New resorts will extend the tourism industry’s prosperity by increasing the amount of occupied rooms and the jobs required to service visitors. The World Bank reported that the Dominican labor force was 4,952,136 workers in 2018, up from 3,911,218 only eight years before. Service sector workers made up 61.4 percent in 2017, illustrating the prominent role tourism and related industries play for the growth of the Dominican Republic. Here are four vacation spots heating up employment progress in late 2019 and 2020:

Grand Fiesta Americana Punta Cana Los Corales: This resort, owned by the Mexican Company Posadas, will have 558 rooms and various amenities necessitating more staff. The Director-General of Posadas, José Carlos Azcárraga, expressed hopes that the new resort will aid one of the fastest-growing Caribbean economies. The Dominican president visited the cornerstone to show his support. The resort opens in late 2019.

Hyatt Ziva Cap Cana: This American-owned Playa Hotels and Resorts brand also had a groundbreaking ceremony attended by the Dominican president.
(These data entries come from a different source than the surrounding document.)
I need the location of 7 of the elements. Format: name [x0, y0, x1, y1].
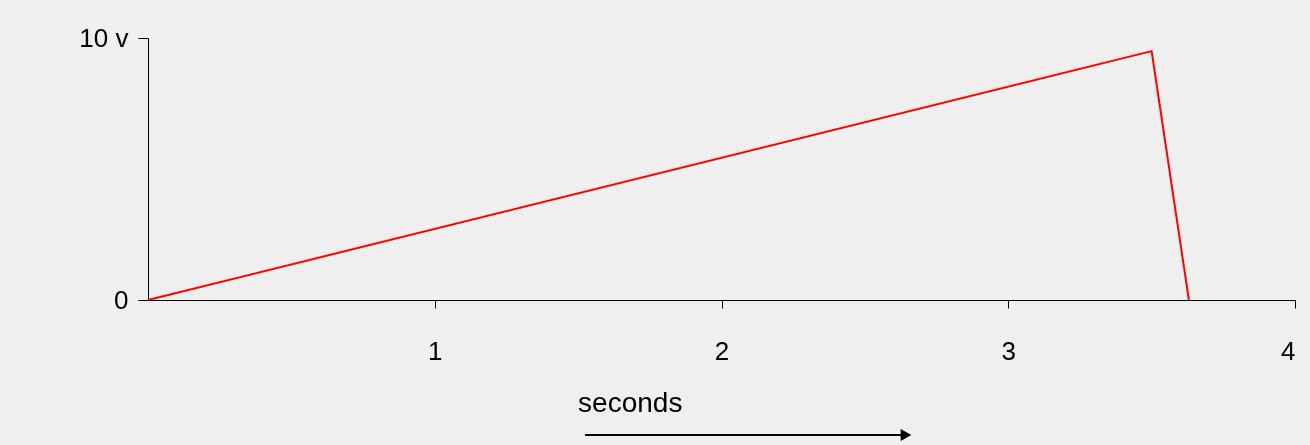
y-tick-label: 10 v [79, 22, 129, 53]
y-tick-label: 0 [114, 284, 129, 315]
x-tick-label: 1 [428, 335, 443, 366]
x-tick-label: 3 [1001, 335, 1016, 366]
x-tick-label: 4 [1281, 335, 1296, 366]
x-axis-title: seconds [578, 386, 683, 418]
x-tick-label: 2 [714, 335, 730, 366]
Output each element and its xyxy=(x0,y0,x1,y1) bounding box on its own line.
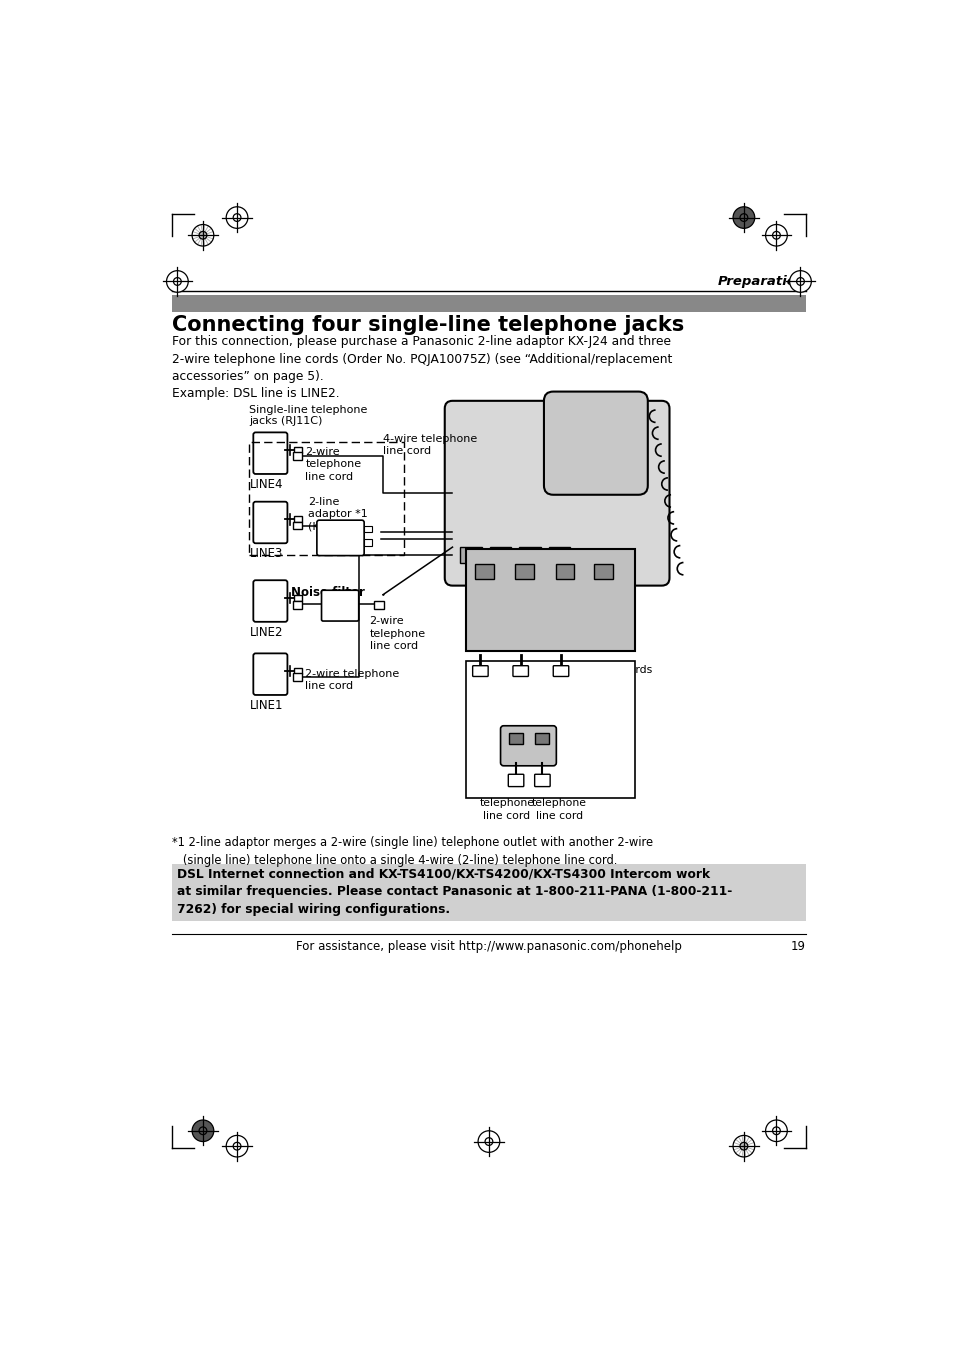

There will be 750 rooms requiring staff attention, alongside the various dining and fitness services provided. It opens in November 2019.

Club Med Michès Playa Esmeralda: This newest edition to Club Med’s resort collection will be an eco-friendly environment with four separate “villages” for new employees to manage. In an email to The Borgen Project, Club Med stated it will hire more than 440 Dominicans and help lead vocational training for approximately 1,000 locals to extend the resort’s positive impact. It opens in November 2019.

Dreams Resorts and Spas in El Macao: AMResorts, a subsidiary of the American-owned Apple Leisure Group, will have 500 rooms for the staff to manage. Bars, pools and a litany of eateries will require service sector employees as well. It opens in 2020.

A Vacation for Two

The development of new resorts is mutually beneficial for both the U.S. and the Dominican Republic. The island nation’s tourism is highly dependent on American visitors, who formed 33.85 percent of guests in 2013. The Dominican Embassy reported that individual tourists spent $1,055 on average in the same year. Americans received a pleasant vacation in exchange for growth in the Dominican Republic.

Two of the above resorts are branded by American companies as well. Their earnings not only benefit the Dominican economy but also benefit the American economy. Resort companies are part of a larger exchange where 53 percent of 2017 Dominican trade was with the U.S.. The Canadian Trade Commissioner Service found that the Dominican Republic imported 42 percent of its goods from the U.S. in the same year.

Unfortunately, the four new resorts will not solve all of the Dominican Republic’s problems. Poverty remains high at 30.5 percent, although it has dropped from 41.2 percent in 2013. However, new resorts contribute to this decrease by providing employment opportunities in one of the nation’s most lucrative sectors.